そして私は、つくづく思ったのだ。人生には、敵という存在も必要なのだな、と。

例えば、明確な目標を持つ立派な人は、そうした敵は必要ないだろう。例えば将棋の藤井聡太さんや大リーガーの大谷翔平さんとかだ。だが、私のような中途半端な凡人は、敵という存在は、自らを動かすための原動力として必要なのである。

注意すべきは、敵に対する憎しみという感情にとらわれてしまうことで、これは極めて危険である。
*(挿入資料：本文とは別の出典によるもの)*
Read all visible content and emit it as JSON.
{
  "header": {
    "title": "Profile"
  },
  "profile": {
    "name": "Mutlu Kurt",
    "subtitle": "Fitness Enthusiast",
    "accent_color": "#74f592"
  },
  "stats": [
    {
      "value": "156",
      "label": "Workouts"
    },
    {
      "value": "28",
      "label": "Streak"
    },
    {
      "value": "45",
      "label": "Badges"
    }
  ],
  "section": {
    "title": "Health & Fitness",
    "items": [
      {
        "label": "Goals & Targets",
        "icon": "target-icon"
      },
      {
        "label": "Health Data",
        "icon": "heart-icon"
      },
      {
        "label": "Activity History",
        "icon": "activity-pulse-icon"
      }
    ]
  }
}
朝ドラ「まんぷく」に出てくる萬平さんだって、まんぷくラーメンのパクリ商品が出た際、相手の社長に対して憎しみの感情にとらわれ、危うく暗黒面に落ちるところだった。ダースベーダのような黒い仮面をかぶった萬平さんなど見たくないのだ。スーハースーハーと隠微に呼吸する萬平さんなど、想像すらしたくないのである。

まあ、面白そうなのでちょっと想像してみたのだが。

できれば、藤井聡太さんのようにひたすら一つの道に打ち込むようなピュアな人生を送りたかったのだが、私には、そんな道はなかった。才能がなかったのかも知れないし、そこに至るまでの努力を続ける意思の力もなかった。
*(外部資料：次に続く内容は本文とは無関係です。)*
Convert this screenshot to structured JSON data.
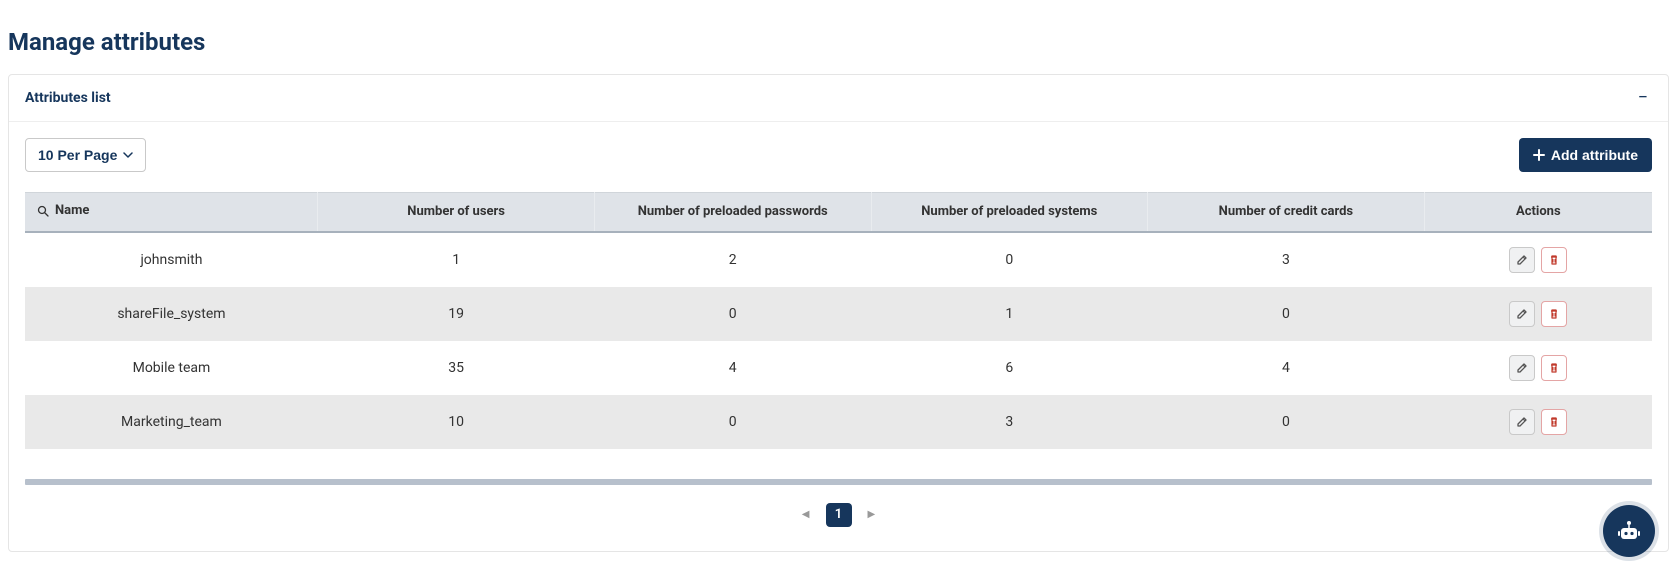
{
  "page": {
    "title": "Manage attributes"
  },
  "panel": {
    "title": "Attributes list"
  },
  "controls": {
    "per_page_label": "10 Per Page",
    "add_button_label": "Add attribute"
  },
  "table": {
    "columns": {
      "name": "Name",
      "users": "Number of users",
      "preloaded_passwords": "Number of preloaded passwords",
      "preloaded_systems": "Number of preloaded systems",
      "credit_cards": "Number of credit cards",
      "actions": "Actions"
    },
    "rows": [
      {
        "name": "johnsmith",
        "users": "1",
        "preloaded_passwords": "2",
        "preloaded_systems": "0",
        "credit_cards": "3"
      },
      {
        "name": "shareFile_system",
        "users": "19",
        "preloaded_passwords": "0",
        "preloaded_systems": "1",
        "credit_cards": "0"
      },
      {
        "name": "Mobile team",
        "users": "35",
        "preloaded_passwords": "4",
        "preloaded_systems": "6",
        "credit_cards": "4"
      },
      {
        "name": "Marketing_team",
        "users": "10",
        "preloaded_passwords": "0",
        "preloaded_systems": "3",
        "credit_cards": "0"
      }
    ]
  },
  "pagination": {
    "current": "1"
  }
}
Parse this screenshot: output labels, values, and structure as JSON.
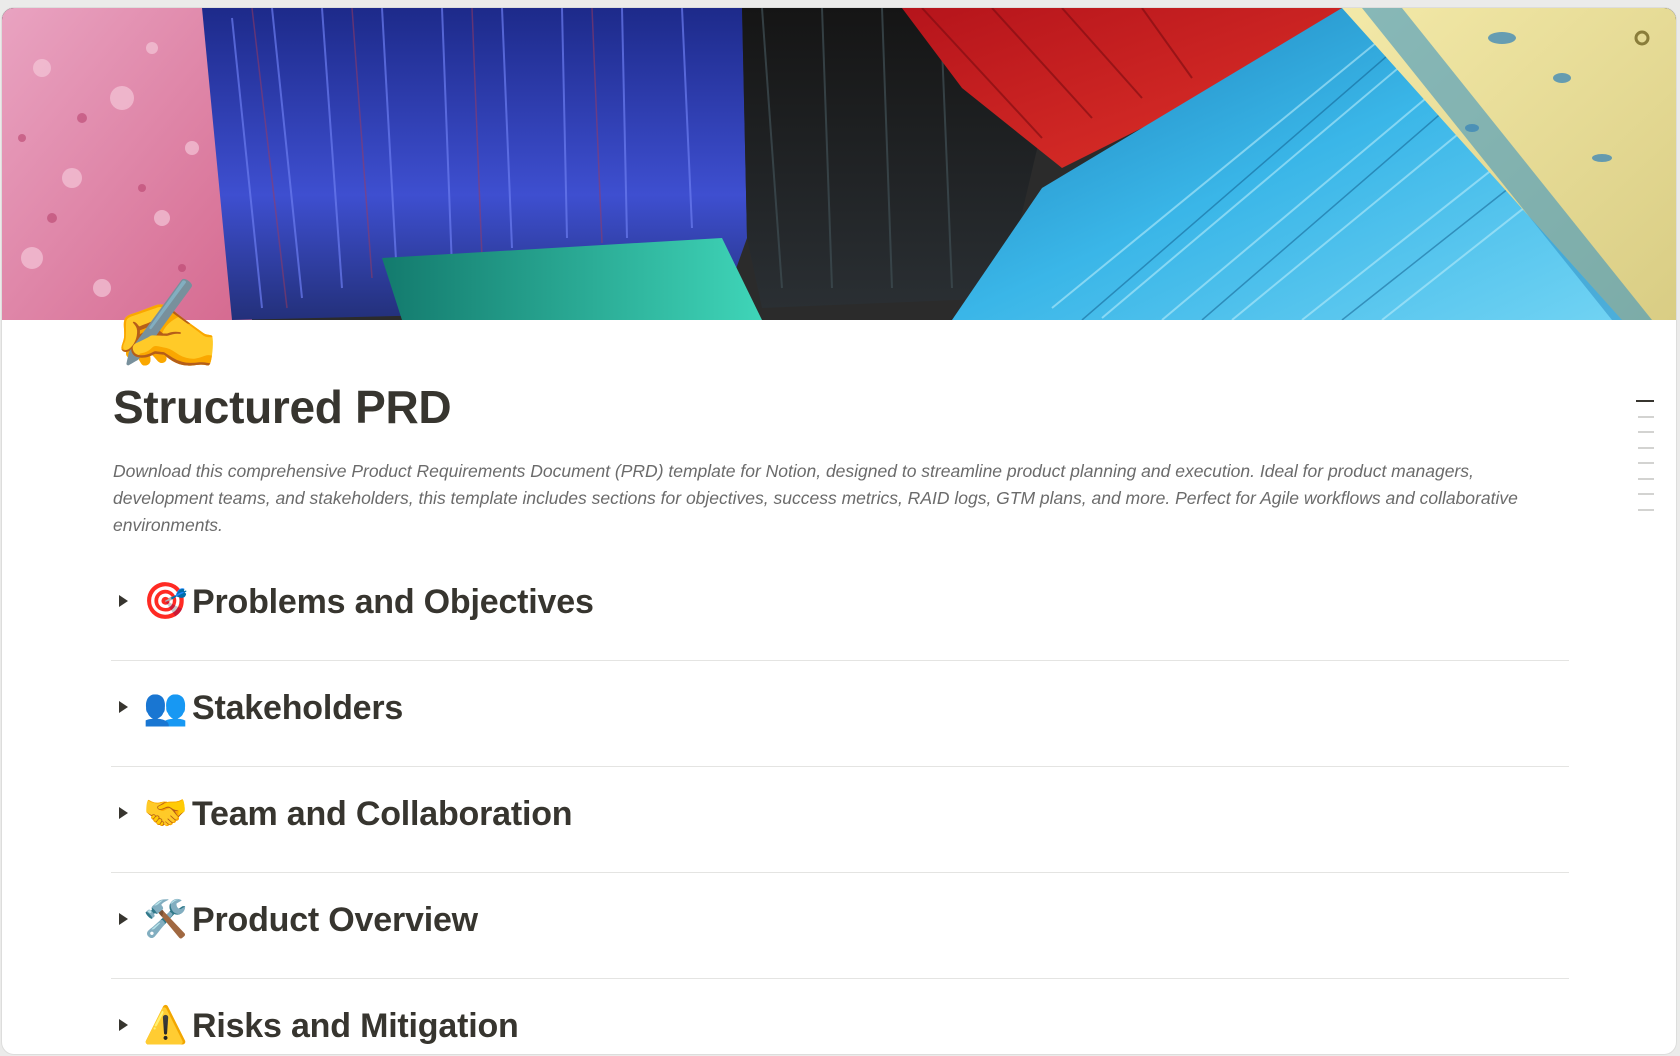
{
  "page": {
    "icon": "✍️",
    "icon_name": "writing-hand-icon",
    "title": "Structured PRD",
    "description": "Download this comprehensive Product Requirements Document (PRD) template for Notion, designed to streamline product planning and execution. Ideal for product managers, development teams, and stakeholders, this template includes sections for objectives, success metrics, RAID logs, GTM plans, and more. Perfect for Agile workflows and collaborative environments."
  },
  "toggles": [
    {
      "emoji": "🎯",
      "icon_name": "target-icon",
      "label": "Problems and Objectives"
    },
    {
      "emoji": "👥",
      "icon_name": "people-icon",
      "label": "Stakeholders"
    },
    {
      "emoji": "🤝",
      "icon_name": "handshake-icon",
      "label": "Team and Collaboration"
    },
    {
      "emoji": "🛠️",
      "icon_name": "tools-icon",
      "label": "Product Overview"
    },
    {
      "emoji": "⚠️",
      "icon_name": "warning-icon",
      "label": "Risks and Mitigation"
    }
  ],
  "colors": {
    "text": "#37352f",
    "muted": "#6b6b6b",
    "divider": "#e4e4e2"
  }
}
目下の敵がショッカーのような組織ではなく、つまらない企業であることが不満であるが、まあ、多少の活力を与えてくれたことには感謝したい。

ちなみに、ピュアに思える藤井聡太さんであるが、意外と暗黒面を持っていて、夜な夜なスーハースーハーと隠微な呼吸をしている可能性は、ほぼゼロに近いと思われる。皆さんも決して想像しないように。

 

※私に起こったトラブルであるが、弁護士向けの資料とテレビ局向けの提案書、YouTube用のシナリオなどを作ったにも関わらず、無用になってしまった。先方から謝罪と対策案が出されてきたのだ。すでに弁護士の選定も終え、結構張り切っていたのにちょっとガッカリである。ちなみに「あとは顧問弁護士を通してくれ」などとドラマの主人公が言ったりするが、あれ、顧問料は月に3万円程度である。最近は、1万円という事務所もあるらしい。自営業の人は、お守り代わりに契約しておくのもいいと思う。